Solana ETFs in the United States experienced their first daily net outflow on November 26, 2025, ending a powerful 21-day streak of continuous institutional demand.
The shift came after several weeks of steady inflows that helped drive Solana’s market recovery, even through broader weakness across the crypto sector. Despite the setback, cumulative inflows into Solana ETFs still exceed $600 million, keeping Solana among the strongest performers in the current ETF cycle.
Despite the outflow on the 26th, U.S. Solana ETFs quickly rebounded, registering $5.3 million in fresh inflows on November 28.
The day’s $8.1-$8.2 million net outflow was almost entirely caused by the 21Shares Solana ETF (TSOL), which saw over $34 million in redemptions. This sudden withdrawal broke the streak but did not represent a sector-wide loss of interest. Other funds, including the Bitwise Solana Staking ETF (BSOL), continued to attract new capital, partially offsetting the TSOL-driven drop.
Even with one red day on record, total ETF demand remains firmly positive. Institutional allocations have continued to build since launch, and Solana maintains one of the highest cumulative inflow totals among new altcoin ETFs.
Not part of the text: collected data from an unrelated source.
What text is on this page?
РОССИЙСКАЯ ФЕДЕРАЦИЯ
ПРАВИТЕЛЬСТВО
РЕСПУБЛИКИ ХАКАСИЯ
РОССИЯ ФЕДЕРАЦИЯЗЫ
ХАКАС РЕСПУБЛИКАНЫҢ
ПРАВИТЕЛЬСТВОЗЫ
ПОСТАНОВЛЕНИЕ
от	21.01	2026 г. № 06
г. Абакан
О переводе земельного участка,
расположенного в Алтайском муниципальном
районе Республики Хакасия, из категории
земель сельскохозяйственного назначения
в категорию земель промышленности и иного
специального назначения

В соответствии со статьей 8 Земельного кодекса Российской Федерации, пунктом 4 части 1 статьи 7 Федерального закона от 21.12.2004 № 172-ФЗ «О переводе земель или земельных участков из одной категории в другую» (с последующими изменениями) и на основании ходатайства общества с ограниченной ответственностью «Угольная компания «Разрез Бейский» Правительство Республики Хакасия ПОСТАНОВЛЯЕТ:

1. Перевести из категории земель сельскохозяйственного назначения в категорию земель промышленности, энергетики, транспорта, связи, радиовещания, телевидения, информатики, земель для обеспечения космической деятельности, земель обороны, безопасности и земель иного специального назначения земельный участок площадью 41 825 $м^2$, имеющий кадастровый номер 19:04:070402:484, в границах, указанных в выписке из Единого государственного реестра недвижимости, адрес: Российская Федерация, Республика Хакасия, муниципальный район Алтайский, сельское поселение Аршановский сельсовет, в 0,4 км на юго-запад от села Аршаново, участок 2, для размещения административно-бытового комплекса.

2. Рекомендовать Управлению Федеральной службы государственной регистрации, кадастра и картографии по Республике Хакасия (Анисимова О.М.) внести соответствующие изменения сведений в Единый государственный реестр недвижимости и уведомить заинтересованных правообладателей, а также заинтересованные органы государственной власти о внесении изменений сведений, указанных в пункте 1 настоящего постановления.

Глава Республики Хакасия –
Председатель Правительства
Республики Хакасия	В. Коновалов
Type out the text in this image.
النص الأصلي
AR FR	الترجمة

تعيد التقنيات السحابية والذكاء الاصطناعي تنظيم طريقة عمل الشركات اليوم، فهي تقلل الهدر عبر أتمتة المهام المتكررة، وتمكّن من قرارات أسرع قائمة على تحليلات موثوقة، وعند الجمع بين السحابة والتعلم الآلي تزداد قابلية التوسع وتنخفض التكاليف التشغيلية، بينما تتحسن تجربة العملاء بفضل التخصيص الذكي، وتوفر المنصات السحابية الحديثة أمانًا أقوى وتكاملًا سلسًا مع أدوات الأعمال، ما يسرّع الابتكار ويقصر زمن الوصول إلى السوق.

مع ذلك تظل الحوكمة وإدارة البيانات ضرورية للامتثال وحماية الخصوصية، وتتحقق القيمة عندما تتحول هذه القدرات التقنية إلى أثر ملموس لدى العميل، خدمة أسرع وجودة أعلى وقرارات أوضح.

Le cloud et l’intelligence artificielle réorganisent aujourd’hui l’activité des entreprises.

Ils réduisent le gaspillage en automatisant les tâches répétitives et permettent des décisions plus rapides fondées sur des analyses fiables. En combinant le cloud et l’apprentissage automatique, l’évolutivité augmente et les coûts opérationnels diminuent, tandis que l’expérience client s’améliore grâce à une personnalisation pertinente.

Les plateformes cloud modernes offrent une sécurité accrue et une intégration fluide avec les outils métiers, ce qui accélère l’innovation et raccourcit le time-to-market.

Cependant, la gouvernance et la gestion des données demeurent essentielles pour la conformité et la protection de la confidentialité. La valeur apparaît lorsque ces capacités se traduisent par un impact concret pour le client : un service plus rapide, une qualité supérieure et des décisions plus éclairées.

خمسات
The price chart shows a clear reaction to the ETF activity across the last week of November:
The chart confirms that the ETF outflow did not trigger a breakdown. Instead, Solana remained stable, supported by continued inflows into other ETF products and strong spot-market demand.
While the TSOL redemptions are notable, the broader narrative has not changed. Solana ETFs continue to accumulate assets at a significant pace, and the long-term inflow structure suggests sustained institutional participation.
With the price holding firm near $140 and cumulative inflows still well above $600 million, Solana maintains its status as one of the most in-demand altcoins in the ETF landscape.